Do Carvana and CarMax show up in AI search differently than franchise dealers?
Yes, and the divergence is significant. Direct-to-consumer used-car retailers including Carvana, CarMax, Vroom, and Shift get cited in approximately 47% of used-EV inventory queries on ChatGPT and 52% on Perplexity, compared to roughly 18% for traditional franchise dealer groups including AutoNation, Lithia, and Group 1. The gap is not because the DTC players have larger inventory — they often do not. It is because they expose every vehicle as a clean indexable product page with VIN-level specifications, no-haggle pricing, vehicle history, and structured availability data. AI assistants treat these pages as authoritative product records and cite them. Franchise dealer inventory pages, by contrast, typically lack pricing, hide the OTD number, render listings via client-side JavaScript, and require lead-form submission to get specifics. The AEO implication is structural rather than tactical: the DTC playbook has won the inventory-citation surface, and franchise dealers who want to compete need to expose equivalent structured data publicly, not just internally.

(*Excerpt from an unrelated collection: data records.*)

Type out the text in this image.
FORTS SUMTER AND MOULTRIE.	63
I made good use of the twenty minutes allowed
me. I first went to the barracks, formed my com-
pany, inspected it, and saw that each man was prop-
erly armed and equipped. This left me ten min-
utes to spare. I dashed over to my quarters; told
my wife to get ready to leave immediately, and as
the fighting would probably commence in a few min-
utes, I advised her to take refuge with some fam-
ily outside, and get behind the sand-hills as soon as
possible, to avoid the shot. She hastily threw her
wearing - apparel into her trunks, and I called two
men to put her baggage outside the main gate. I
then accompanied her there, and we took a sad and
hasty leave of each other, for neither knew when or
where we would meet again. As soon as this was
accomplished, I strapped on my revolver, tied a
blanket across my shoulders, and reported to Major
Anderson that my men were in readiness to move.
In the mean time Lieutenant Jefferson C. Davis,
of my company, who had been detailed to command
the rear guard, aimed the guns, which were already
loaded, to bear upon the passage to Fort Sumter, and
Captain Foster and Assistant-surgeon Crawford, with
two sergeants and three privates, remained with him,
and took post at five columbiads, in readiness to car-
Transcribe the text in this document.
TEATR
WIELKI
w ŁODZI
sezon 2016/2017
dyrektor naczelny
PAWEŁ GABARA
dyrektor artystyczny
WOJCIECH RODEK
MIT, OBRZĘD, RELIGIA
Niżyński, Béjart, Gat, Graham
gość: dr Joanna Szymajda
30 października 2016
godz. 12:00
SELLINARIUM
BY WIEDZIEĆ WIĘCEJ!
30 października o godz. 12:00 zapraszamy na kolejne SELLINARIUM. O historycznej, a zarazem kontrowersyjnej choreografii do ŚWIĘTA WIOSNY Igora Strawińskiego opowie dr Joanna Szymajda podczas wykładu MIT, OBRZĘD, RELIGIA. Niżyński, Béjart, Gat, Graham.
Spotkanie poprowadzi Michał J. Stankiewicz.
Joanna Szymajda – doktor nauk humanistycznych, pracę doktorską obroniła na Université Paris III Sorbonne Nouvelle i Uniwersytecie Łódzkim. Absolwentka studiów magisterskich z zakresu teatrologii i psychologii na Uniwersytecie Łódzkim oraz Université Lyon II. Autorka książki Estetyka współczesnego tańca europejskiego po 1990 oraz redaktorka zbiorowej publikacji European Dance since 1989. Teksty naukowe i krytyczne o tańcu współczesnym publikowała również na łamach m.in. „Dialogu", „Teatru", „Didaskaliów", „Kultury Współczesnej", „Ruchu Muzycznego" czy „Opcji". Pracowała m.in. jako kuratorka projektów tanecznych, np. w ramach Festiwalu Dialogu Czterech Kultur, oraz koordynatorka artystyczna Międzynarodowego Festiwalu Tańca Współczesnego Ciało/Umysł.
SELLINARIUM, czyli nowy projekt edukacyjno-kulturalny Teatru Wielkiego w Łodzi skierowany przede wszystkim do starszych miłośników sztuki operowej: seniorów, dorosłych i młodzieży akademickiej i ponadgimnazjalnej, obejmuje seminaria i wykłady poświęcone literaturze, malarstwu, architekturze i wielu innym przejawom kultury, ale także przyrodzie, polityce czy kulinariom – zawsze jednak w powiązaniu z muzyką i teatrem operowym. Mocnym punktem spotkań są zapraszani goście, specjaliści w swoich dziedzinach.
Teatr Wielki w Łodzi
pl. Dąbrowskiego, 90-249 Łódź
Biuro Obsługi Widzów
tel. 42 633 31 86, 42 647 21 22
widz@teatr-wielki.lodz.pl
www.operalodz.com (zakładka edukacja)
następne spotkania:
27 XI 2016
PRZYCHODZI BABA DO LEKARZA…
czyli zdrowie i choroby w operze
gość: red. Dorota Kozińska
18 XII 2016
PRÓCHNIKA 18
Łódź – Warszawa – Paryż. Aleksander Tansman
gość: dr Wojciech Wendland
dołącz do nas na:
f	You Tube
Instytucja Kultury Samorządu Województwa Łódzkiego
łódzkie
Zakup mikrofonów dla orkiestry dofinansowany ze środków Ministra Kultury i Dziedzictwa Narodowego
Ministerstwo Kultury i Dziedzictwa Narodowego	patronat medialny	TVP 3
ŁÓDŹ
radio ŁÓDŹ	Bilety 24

How important is F&I product disclosure for AI search visibility?
F&I disclosure is rapidly becoming a citation factor that few dealers have noticed, and the dealers who notice first will have a measurable AEO advantage through 2027. AI assistants increasingly include questions about extended warranties, GAP insurance, paint protection, and other dealer-added F&I products in their out-the-door price answers, because consumers asking real OTD questions almost always end up asking about these line items. Dealers that publish transparent F&I product pages — what the product is, what it costs, what it covers, and whether it is optional — get cited in OTD-context queries at rates 3 to 5x higher than dealers who treat F&I as a finance-office surprise. The FTC CARS Rule that took effect in late 2024 and was upheld by the Fifth Circuit in 2025 created a regulatory floor for these disclosures, and the dealers who exceeded the floor by publishing real product detail are now reaping the AEO benefit. F&I AEO is one of the highest-ROI underinvested surfaces in 2026 dealer marketing.